The Composer has a small set of failure modes, all of which return a structured error instead of a composition:

  • MissingRequiredField — the skill package is missing name, framing, or parameter schema.
  • MalformedTemplate — a MiniJinja render failed.
  • UnknownTool — the skill references a tool by name that is not in available_tools. The Composer does not silently drop the reference; it fails the composition so the author can correct either the skill or the caller’s capability set.
  • ParameterMismatch — reserved; parameter validation happens before the Composer runs, but the Composer repeats a lightweight check as a defensive measure.
  • ArtifactBudgetExceeded — the selected artifacts exceed a configured context-budget ceiling. The Composer returns the error with a suggested trimming, rather than arbitrarily dropping content.
  • CapabilityNarrowing — the intersection of skill.tool_surface and caller capabilities is empty for a skill that requires tool use.
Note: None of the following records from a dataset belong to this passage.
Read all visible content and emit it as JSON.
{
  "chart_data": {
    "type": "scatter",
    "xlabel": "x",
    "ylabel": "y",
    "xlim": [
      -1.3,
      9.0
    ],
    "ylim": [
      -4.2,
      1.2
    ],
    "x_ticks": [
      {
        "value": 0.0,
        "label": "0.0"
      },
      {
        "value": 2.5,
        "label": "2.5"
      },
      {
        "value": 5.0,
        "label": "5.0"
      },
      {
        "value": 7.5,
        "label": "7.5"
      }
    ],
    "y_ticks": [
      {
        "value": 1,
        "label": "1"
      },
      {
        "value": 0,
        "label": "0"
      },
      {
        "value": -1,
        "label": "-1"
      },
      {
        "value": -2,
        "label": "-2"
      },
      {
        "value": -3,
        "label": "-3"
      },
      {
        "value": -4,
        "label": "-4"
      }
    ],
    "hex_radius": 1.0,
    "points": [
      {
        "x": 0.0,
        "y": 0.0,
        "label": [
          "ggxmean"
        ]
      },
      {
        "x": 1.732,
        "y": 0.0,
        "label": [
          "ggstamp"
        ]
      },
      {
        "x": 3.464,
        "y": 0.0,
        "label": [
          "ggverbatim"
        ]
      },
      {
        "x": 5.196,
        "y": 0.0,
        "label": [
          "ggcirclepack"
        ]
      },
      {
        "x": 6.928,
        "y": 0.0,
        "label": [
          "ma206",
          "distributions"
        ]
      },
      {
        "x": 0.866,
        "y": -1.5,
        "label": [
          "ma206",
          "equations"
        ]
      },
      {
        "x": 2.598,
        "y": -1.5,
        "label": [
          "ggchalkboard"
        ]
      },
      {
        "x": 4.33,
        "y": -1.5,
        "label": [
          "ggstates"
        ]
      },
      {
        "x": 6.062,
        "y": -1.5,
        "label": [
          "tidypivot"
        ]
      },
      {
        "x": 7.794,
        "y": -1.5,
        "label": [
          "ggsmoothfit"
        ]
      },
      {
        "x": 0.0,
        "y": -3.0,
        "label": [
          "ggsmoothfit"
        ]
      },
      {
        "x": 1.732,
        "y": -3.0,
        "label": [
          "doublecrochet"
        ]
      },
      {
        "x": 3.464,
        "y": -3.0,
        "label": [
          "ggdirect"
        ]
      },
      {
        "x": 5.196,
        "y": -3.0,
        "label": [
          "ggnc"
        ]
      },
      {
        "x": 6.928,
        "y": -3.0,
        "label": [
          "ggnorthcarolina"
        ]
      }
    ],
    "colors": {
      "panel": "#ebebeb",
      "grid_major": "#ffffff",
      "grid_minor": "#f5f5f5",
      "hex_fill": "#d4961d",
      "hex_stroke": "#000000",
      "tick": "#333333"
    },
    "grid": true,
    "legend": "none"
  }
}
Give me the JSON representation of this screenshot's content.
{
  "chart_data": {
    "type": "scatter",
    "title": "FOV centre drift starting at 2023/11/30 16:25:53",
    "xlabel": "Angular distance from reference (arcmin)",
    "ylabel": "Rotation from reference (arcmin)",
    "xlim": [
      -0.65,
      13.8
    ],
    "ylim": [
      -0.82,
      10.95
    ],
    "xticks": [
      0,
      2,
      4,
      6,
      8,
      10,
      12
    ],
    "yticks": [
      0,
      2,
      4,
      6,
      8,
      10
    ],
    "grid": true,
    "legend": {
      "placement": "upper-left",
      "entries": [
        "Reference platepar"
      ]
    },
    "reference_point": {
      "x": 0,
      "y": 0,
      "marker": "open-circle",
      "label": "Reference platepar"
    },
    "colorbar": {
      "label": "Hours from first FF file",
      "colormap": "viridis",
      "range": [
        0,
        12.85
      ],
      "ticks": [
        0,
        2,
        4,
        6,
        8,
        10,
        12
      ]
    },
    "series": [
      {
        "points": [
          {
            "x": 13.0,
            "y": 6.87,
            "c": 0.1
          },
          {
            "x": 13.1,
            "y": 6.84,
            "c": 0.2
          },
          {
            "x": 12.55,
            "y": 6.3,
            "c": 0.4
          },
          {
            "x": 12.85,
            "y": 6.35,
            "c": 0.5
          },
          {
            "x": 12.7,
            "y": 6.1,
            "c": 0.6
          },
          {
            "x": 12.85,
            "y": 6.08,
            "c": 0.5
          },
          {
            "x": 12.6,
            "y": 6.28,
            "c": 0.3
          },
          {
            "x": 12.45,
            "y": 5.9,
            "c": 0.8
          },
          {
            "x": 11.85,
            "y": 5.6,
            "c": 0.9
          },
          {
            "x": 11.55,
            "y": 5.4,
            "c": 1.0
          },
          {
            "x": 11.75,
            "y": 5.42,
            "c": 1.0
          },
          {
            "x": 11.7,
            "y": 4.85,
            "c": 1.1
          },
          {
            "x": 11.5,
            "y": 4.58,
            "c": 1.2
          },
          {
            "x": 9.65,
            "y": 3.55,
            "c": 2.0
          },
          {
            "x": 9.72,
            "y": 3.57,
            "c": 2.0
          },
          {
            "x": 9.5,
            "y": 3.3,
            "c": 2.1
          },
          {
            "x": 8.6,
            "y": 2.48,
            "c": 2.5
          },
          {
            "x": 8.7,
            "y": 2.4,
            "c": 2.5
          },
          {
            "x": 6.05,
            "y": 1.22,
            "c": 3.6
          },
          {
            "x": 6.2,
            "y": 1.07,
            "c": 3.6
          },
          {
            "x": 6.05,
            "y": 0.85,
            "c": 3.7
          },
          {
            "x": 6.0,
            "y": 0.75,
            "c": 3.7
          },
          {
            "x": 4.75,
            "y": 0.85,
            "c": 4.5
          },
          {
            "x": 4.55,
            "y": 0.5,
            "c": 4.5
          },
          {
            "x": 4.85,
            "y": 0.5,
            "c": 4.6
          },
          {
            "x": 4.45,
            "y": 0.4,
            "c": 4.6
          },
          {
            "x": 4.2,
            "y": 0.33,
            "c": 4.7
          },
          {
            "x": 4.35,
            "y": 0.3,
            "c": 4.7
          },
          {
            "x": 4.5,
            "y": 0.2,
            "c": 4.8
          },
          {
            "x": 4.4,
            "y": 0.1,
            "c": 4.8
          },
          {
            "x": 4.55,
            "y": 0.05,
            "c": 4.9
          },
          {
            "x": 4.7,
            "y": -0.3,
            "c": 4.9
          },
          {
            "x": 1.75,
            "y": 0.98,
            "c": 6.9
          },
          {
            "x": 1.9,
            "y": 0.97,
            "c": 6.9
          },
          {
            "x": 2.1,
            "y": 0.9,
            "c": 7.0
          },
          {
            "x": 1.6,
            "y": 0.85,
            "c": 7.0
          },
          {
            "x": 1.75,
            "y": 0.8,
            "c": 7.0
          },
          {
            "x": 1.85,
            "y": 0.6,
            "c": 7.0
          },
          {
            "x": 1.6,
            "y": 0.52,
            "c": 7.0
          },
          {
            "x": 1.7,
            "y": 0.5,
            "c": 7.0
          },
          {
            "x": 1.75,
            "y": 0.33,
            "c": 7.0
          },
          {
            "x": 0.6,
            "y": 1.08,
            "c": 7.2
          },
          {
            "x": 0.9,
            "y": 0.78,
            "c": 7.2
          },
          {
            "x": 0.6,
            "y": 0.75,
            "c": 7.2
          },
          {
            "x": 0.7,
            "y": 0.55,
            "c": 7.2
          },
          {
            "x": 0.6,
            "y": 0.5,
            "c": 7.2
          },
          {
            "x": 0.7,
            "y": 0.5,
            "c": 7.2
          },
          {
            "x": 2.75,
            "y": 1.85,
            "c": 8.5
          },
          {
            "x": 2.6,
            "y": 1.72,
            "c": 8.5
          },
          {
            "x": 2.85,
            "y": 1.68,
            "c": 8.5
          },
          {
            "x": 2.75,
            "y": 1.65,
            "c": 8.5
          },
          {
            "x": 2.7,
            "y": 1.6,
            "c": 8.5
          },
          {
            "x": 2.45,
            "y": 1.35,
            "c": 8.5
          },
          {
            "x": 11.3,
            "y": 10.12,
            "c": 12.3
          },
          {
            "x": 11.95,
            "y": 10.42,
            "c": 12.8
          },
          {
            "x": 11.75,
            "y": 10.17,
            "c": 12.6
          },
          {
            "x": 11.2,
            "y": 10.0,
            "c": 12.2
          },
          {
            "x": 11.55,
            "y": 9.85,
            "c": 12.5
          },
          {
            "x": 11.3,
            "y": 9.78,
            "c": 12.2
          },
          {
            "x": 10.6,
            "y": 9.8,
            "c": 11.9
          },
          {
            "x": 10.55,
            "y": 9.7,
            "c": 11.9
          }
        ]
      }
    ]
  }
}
The planner should usually catch this before dispatch; if the Composer sees it, it fails closed.

Errors surface to the main graph’s planner, which decides how to proceed — typically by surfacing a message to the user and not attempting the skill.

Each Composer call produces an invocation record stored alongside the conversation’s turn record (not as a separate “execution trace” table — those were retired with the DSPy skill-compilation pipeline). The record contains:

  • Skill id and version.
  • Invocation source (explicit, agent-selected, scheduled).
  • used_artifacts list (ids + versions).
  • expected_tool_calls sequence hint.
  • Whether the composition succeeded; error variant if not.

The record is enough to answer “what did the Composer do?” without a separate trace system. Detailed per-artifact observability is a future expansion, not part of this landing.

  • Skill System — the surrounding framing; why skills are not world content.
  • Skill Storage — the entity shape the Composer reads.
  • Agent Core System — subagent dispatch, checkpointer, interrupts.
  • Agent Memory System — the four tiers whose items are pre-read into memory_context.
  • MCP System — the transport for the Composer’s skill-authoring tools.
  • LLM System — the Composer’s rare model calls (only when the skill explicitly opts in) go through this system.
  • Permission System — capability resolution that produces available_tools and caller_capabilities.
  • Submit Boundary — writes made by the composed subgraph cross the boundary; the composition itself does not.
  • It does not describe the data model of SkillPackage, SkillArtifact, or skill_permissions. See Skill Storage.
  • It does not describe the main graph’s planner logic that decides which skill to apply. See Agent Core System.
  • It does not specify a concrete prompt template. The assembly order is fixed; the text within each section is authored, per-skill.
  • It does not describe how the Composer is unit-tested. Testability follows ordinary sidecar subagent test patterns.